Le Haut Con­seil pour l’Avenir de l’Assurance Mal­adie (HCAAM) tra­vaille fort oppor­tuné­ment sur le temps long quand la pandémie nous force à agir dans un temps très court. Il vient de pub­li­er un rap­port d’étape sur l’évolution des dis­posi­tifs de régu­la­tion du sys­tème de san­té. Cer­taines propo­si­tions seraient presque dis­rup­tives, en com­mençant par celles qui revis­i­tent l’ONDAM ou con­duisent à la décen­tral­i­sa­tion.

Le rap­port part du con­stat que la pri­or­ité a été don­née depuis des années à la dimen­sion budgé­taire annuelle de la régu­la­tion.

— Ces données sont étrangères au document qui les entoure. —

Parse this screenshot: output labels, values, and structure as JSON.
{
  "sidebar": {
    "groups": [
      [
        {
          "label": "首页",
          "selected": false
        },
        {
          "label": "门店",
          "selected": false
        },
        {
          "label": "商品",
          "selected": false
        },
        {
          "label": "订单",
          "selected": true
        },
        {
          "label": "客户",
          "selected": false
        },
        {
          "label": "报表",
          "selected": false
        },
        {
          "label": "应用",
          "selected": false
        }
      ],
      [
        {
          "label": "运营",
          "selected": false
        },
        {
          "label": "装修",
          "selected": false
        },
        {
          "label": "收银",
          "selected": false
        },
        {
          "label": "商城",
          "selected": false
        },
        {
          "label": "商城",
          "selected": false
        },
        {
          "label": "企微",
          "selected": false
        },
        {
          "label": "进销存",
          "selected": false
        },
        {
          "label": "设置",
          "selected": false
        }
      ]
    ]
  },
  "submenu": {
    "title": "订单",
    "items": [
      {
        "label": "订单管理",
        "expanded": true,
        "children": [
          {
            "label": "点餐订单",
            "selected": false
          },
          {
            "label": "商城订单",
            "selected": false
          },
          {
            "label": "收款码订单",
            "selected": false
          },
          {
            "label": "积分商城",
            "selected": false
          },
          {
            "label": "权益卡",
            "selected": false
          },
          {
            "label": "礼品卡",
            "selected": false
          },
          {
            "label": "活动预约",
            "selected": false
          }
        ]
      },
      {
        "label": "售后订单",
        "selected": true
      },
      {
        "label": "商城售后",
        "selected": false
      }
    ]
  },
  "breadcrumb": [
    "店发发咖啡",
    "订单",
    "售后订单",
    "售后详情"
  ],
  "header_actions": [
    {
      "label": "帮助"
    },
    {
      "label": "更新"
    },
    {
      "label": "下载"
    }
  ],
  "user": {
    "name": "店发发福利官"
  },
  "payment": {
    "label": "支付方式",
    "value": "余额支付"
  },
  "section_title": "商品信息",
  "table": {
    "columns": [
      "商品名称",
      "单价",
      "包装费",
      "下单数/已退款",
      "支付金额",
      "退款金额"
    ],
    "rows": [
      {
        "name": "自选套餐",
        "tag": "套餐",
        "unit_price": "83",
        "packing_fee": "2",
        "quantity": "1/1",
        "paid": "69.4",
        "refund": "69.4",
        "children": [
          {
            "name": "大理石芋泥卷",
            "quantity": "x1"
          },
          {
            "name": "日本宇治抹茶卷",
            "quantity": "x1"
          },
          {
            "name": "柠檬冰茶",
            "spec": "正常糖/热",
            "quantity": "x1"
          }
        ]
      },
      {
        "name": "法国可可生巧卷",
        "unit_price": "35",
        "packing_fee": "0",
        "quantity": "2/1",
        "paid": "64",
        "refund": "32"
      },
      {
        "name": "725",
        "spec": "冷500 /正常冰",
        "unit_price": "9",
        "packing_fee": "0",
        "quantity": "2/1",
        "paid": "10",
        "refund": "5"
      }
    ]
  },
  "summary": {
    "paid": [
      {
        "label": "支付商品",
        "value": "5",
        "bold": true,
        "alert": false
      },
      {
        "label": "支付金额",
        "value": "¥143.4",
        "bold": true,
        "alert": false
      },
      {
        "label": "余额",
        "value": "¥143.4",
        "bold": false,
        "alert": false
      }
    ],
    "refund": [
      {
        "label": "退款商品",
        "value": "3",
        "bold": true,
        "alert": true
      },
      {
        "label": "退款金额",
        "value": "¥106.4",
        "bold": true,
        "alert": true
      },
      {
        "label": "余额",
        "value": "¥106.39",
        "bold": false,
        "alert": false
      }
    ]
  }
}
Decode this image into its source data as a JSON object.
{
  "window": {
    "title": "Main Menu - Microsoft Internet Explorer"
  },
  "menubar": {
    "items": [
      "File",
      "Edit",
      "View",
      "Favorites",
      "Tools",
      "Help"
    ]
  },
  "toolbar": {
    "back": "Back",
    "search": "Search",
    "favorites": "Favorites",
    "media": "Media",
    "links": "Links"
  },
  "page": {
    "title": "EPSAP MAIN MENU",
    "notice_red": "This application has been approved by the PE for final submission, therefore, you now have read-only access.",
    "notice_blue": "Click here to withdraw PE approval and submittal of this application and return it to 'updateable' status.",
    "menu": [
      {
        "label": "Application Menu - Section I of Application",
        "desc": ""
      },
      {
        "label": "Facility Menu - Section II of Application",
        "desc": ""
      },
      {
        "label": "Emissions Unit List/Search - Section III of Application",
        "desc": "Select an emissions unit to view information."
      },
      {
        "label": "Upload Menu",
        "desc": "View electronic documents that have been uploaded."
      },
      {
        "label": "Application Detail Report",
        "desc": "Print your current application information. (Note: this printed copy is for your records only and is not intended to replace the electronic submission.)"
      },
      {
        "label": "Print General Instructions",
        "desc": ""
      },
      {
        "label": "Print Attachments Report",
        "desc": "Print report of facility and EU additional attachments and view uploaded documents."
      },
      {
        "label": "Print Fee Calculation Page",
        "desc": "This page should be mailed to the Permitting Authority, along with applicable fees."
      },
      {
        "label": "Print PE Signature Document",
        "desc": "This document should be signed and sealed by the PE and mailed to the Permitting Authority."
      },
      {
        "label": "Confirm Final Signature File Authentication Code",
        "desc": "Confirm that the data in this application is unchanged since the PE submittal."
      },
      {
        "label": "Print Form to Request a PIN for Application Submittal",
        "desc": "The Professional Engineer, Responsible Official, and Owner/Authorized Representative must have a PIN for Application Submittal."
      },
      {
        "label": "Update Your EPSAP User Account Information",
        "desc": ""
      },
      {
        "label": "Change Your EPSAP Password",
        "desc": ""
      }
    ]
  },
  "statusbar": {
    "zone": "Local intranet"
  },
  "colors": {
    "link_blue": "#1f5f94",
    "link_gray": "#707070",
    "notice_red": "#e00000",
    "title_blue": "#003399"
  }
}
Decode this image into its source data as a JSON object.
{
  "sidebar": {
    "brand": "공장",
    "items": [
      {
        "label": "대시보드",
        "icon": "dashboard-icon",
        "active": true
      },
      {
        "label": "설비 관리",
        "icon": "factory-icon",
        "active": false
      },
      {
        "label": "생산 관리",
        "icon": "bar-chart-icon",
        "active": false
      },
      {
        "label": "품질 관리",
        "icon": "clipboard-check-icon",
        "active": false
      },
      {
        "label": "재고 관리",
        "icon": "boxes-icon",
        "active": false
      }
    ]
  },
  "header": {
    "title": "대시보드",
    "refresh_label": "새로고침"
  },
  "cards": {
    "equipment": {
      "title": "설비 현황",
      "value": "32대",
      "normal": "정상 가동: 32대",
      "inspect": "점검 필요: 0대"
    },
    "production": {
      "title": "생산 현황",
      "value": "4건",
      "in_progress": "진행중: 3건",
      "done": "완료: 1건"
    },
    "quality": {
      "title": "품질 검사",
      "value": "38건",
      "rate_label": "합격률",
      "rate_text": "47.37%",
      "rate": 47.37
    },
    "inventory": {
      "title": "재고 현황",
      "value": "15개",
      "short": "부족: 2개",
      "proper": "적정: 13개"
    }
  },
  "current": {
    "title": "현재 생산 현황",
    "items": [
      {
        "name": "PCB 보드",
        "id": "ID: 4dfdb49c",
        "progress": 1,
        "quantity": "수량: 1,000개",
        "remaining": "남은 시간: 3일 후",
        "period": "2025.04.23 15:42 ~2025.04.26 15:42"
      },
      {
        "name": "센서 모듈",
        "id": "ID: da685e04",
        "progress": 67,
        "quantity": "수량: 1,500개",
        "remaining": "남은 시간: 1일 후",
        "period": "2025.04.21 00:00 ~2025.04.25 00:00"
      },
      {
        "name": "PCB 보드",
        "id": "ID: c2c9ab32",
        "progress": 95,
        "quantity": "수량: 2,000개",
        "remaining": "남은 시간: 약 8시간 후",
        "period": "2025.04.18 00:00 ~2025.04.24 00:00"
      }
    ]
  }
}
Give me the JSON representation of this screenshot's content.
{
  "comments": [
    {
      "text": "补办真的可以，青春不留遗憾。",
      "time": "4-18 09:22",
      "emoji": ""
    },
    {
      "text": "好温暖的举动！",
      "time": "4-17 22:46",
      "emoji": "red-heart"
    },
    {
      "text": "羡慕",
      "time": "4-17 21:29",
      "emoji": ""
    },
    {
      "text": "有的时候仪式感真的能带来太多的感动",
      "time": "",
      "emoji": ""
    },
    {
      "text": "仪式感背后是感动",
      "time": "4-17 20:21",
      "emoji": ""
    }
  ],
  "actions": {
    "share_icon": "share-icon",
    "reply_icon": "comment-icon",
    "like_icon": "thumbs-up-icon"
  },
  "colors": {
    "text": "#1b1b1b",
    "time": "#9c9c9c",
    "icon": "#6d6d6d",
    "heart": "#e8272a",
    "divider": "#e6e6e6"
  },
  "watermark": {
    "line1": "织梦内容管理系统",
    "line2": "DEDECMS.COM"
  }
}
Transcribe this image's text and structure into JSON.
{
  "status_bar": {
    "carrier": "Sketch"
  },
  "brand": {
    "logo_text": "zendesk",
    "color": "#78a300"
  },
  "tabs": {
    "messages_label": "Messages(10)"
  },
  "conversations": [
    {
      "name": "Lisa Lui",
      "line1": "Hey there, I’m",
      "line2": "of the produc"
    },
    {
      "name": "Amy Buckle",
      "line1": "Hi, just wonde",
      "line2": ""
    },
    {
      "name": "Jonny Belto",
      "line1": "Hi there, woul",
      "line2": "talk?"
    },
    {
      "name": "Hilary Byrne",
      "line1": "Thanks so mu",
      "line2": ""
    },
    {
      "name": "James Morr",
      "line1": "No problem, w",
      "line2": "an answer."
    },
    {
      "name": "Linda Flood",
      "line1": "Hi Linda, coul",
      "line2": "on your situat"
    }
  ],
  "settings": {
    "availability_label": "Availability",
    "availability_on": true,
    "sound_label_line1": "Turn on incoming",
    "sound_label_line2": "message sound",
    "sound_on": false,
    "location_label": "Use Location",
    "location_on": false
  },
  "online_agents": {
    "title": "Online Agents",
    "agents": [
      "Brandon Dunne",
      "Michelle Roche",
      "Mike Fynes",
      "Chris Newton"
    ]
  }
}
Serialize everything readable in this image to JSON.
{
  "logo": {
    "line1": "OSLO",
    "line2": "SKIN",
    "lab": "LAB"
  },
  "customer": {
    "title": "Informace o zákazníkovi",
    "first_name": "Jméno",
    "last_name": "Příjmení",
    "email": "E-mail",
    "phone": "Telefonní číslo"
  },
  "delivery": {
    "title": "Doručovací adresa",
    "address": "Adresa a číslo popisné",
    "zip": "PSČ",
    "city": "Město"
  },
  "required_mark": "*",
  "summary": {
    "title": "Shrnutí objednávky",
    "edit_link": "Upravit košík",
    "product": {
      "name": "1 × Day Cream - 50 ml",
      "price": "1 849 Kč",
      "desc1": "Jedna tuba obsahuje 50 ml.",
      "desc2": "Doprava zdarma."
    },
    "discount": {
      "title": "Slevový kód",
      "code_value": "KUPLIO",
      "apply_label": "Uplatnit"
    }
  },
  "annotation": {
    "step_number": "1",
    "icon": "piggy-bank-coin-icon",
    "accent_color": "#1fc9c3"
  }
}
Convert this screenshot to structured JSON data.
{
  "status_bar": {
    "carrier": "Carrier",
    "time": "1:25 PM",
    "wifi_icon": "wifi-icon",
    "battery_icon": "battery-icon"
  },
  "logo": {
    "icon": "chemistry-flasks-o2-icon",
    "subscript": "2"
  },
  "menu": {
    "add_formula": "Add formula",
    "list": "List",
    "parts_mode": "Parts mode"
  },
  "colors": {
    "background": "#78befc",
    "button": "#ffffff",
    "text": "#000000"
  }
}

Il appelle à des poli­tiques struc­turelles et à la pour­suite d’objectifs de san­té sur les 4 domaines de la régu­la­tion, soit en sus des dépens­es : la mor­bid­ité et la mor­tal­ité pré­maturée évitable, la qual­ité et la per­ti­nence des soins, l’offre de soins. Dans ce cadre prospec­tif, le HCAAM pro­pose de déter­min­er 3 ou 4 pri­or­ités de san­té devant faire l’objet de mesures spé­ci­fiques et de moyens addi­tion­nels sur le moyen terme. Aux tra­di­tion­nels « plans » ciblés sur tel ou tel poste de dépens­es, il priv­ilégie une régu­la­tion médi­cal­isée sur cer­tains seg­ments de l’offre (soins de prox­im­ité, médica­ment, biolo­gie) et sur cer­taines patholo­gies (traite­ment du can­cer, san­té men­tale, dia­bète ou IRC), afin de gér­er dans une logique de par­cours les activ­ités, moyens et dépens­es liés à ce champ. Il veut étudi­er une ges­tion pluri­an­nuelle par pro­jet sur cer­tains objec­tifs médi­cal­isés, par seg­ment de l’offre ou par patholo­gie, trans­ver­sale aux activ­ités ambu­la­toires et en étab­lisse­ment.

Sur le volet finance­ment, le HCAAM pro­pose les principes d’un nou­veau découpage de l’ONDAM. Cer­taines dépens­es devraient béné­fici­er d’une qua­si-garantie de finance­ment, sans baiss­es de tar­ifs ni de dota­tions, notam­ment les secteurs de la préven­tion, de la recherche et le cir­cuit des urgences vitales (dont les urgences hos­pi­tal­ières et les lits de soins cri­tiques). La dis­tinc­tion des enveloppes hos­pi­tal­ière et de ville serait sup­primée, au prof­it d’une sous-enveloppe « activ­ité » ou « prise en charge des par­cours de soins », au sein de laque­lle la régu­la­tion serait assurée par objec­tif de san­té. Il sug­gère d’identifier d’autres sous-enveloppes pour des objec­tifs spé­ci­fiques, en par­ti­c­uli­er l’incitation à la qual­ité, la sécu­rité et la per­ti­nence, ou encore une dota­tion régionale gérée par les ARS pour accom­pa­g­n­er les inno­va­tions organ­i­sa­tion­nelles, les coopéra­tions, les restruc­tura­tions.

Si une région­al­i­sa­tion de l’ONDAM ne lui paraît pas souhaitable, le HCAAM souhaite don­ner plus de marges de manœu­vre aux acteurs locaux. Pour lui, le niveau nation­al doit fix­er les ori­en­ta­tions stratégiques mais ne doit pas inter­venir dans la ges­tion directe des dis­posi­tifs de régu­la­tion, dont le pilotage relève du niveau région­al. Cela sup­pose de déplac­er du niveau nation­al au niveau région­al le pilotage de la poli­tique de san­té, de lui don­ner davan­tage de moyens en ren­forçant le FIR et de définir selon les sujets la col­lec­tiv­ité respon­s­able, à savoir la région ou le départe­ment. Il s’agirait d’une véri­ta­ble évo­lu­tion de la gou­ver­nance ter­ri­to­ri­ale.

Ce rap­port dresse des pre­mières pistes, qui seront ou non pour­suiv­ies. Rap­pelons que par le passé cer­taines pré­con­i­sa­tions de rap­ports HCAAM ont été mis­es en œuvre, comme l’expérimentation à l’épisode de soins (dit « arti­cle 51 ») ou le finance­ment for­faitaire des patholo­gies chroniques à l’image du for­fait Mal­adie Rénale Chronique. Les admin­is­tra­teurs de la FHP-MCO ne man­queront pas de pren­dre posi­tion lors du sémi­naire stratégique de sep­tem­bre.